Mini Kahlua Cheescake Recipe | Captain Freeman Inn

Kahlua Cheesecakes

I love sharing recipes and our cookbook has most of our favorites.

We are always trying new recipes and whenever a guests asks us to share,  I know it must be good:)

These little delights would be perfect during the holidays as they make perfect little cakes that are so unique and different. You can also make them a few days in advance.

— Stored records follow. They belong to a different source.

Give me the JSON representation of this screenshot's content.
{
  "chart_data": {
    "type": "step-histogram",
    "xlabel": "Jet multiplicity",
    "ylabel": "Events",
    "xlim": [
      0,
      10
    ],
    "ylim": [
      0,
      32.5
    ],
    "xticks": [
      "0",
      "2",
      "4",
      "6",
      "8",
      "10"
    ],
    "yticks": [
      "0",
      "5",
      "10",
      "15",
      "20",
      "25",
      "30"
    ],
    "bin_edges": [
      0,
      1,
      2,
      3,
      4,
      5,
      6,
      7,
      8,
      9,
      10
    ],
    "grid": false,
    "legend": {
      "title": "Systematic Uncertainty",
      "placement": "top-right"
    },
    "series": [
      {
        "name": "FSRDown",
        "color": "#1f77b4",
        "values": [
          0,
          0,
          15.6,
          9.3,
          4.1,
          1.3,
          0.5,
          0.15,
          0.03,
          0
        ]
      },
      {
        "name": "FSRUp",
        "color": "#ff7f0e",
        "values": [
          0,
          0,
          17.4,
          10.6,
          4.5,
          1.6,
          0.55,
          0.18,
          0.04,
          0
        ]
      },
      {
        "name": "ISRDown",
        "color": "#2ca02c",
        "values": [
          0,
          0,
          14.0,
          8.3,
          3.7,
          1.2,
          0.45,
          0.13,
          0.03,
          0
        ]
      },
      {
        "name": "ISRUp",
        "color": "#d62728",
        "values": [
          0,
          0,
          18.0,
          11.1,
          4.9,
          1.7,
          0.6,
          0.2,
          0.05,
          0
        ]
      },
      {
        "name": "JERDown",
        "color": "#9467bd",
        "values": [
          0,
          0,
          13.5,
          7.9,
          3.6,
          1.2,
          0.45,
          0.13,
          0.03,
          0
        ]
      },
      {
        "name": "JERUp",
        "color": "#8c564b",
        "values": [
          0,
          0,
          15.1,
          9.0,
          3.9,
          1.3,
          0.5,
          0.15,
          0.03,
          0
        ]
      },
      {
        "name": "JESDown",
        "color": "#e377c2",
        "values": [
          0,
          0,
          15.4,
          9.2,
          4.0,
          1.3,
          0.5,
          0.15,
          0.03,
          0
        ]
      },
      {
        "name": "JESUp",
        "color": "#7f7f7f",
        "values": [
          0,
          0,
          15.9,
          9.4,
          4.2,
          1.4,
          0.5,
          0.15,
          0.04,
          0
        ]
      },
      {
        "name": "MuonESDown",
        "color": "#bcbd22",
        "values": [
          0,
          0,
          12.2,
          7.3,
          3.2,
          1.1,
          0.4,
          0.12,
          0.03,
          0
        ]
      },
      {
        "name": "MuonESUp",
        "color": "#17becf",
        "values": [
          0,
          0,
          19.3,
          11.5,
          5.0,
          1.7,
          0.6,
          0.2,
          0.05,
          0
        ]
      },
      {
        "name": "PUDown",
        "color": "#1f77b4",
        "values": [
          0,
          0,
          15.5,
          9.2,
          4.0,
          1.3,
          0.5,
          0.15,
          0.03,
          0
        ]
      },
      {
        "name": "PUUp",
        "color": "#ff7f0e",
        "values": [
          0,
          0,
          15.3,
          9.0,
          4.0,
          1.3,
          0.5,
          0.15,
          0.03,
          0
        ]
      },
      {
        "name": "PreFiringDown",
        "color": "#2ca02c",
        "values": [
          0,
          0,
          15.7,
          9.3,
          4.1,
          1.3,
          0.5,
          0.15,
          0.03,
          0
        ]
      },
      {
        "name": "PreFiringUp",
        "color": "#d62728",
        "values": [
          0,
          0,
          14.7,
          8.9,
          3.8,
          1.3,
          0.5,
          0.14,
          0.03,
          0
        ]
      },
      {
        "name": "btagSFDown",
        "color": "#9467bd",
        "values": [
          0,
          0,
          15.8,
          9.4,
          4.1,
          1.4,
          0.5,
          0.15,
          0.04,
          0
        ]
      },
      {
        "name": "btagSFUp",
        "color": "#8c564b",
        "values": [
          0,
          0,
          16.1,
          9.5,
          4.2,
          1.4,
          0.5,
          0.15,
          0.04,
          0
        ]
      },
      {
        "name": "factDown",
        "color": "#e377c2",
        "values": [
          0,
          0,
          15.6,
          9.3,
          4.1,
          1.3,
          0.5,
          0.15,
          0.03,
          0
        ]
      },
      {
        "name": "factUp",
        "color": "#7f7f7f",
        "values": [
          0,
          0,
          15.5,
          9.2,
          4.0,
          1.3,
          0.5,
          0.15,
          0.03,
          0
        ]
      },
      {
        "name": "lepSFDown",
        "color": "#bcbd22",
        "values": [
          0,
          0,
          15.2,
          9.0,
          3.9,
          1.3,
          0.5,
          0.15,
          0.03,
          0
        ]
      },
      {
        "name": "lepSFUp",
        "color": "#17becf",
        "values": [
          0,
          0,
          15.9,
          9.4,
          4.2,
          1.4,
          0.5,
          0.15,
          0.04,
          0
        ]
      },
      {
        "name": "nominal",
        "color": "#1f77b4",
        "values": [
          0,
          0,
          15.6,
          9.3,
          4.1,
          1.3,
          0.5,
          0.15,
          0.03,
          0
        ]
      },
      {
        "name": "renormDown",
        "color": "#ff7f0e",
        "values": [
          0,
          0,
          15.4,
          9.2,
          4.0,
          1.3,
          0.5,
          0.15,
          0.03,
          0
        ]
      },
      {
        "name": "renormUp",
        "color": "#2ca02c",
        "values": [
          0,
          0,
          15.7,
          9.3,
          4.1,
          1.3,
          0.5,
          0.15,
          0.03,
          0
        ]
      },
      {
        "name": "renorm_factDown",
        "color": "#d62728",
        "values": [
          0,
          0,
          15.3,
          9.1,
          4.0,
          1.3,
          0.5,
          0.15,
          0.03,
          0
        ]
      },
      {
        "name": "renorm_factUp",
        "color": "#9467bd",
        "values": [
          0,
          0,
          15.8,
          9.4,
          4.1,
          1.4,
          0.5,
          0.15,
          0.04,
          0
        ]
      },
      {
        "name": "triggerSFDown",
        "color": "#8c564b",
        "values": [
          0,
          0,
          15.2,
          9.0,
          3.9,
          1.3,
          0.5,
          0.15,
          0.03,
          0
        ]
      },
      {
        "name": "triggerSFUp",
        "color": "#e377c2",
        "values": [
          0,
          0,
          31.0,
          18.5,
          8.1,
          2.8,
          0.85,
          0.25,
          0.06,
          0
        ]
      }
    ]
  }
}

Mini Kahlua Cheescake Recipe | Captain Freeman Inn
Author: 
Recipe type: Dessert
Serves: 12
 
A delicious cheesecake bite that puts a whole new twist on Oreo Cookies and Kailua
Ingredients
  • Crust:
  • 11 Oreo Cookies
  • 2 Tablespoons unsalted butter
  • Filling:
  • 2 oz. semi sweet chocolate
  • 12 oz cream cheese ( 1½ packages)
  • ¼ cup sugar
  • 1 egg
  • 1 teaspoon pure vanilla extract
  • ¼ Kahlua (coffee Liquor)
Instructions
  1. Prepare the cheesecake pan by rubbing the inside of each cheesecake well with a lightly oiled paper towel. Preheat oven to 350.
  2. Make the crust- Melt the butter in a small bowl. Place the Oreo cookies in a large ziplock type bag and crush with a rolling pin or use a food processor to crush the cookies. Place the crumbs in a medium size bowl and combine with the melted butter. Add about 1 Tablespoon of the crust mixture into each of the 12 mini cheesecake wells. Pack down the crumbs using a shot glass or glass spice bottle. Bake crust for 10 minutes in a preheated oven.
  3. Make the filling- Melt chocolate in a small bowl and set aside. In the bowl of an electric mixer, blend the cream cheese until very smooth. Add the sugar and continue to blend until fully incorporated. Add the egg and vanilla and continue to beat, scraping down the the sides of the bowl as needed. Add melted chocolate and blend. While blending add the Kailua. Beat an additional 30 seconds.
  4. Reduce the oven temperature to 250.
  5. Open a large ziplock bag and place it in a large glass, pulling the sides of the bag down over the glass. Add the cheesecake filling to the bag, then close the bag. Snip off one corner of the bag, and fill each well of the cheesecake pan a bit more then ¾ full with the filling. If there is a bit of extra filling, you can bake it in a small ramekin for a little teaser.
  6. Place a cheesecake pan in the 250 oven and bake cheesecakes until the filling is set, 22-25 minutes. Place the pan on a wire cooling rack and allow to cool to room temperature, then place the entire pan in the refrigerator about 4 hours before removing cheesecakes from pan.
  7. Once cool, carefully remove the cheesecakes from the pan (pressing up on the removable bottom of each well) Keep the cheesecakes in the frig until ready to serve. Garnish with whip cream, a chocolate covered expresso bean and a sprinkle of cinnamon or cocoa powder.
  8. The cheesecakes can be made up to 2 days in advance and kept in a closed container in the frig.
While there are a few steps in making these little cakes, the effort is well worth the results.

The little cake tins with removable bottoms are a must as they do not come out easily without the little extra nudge from the bottom.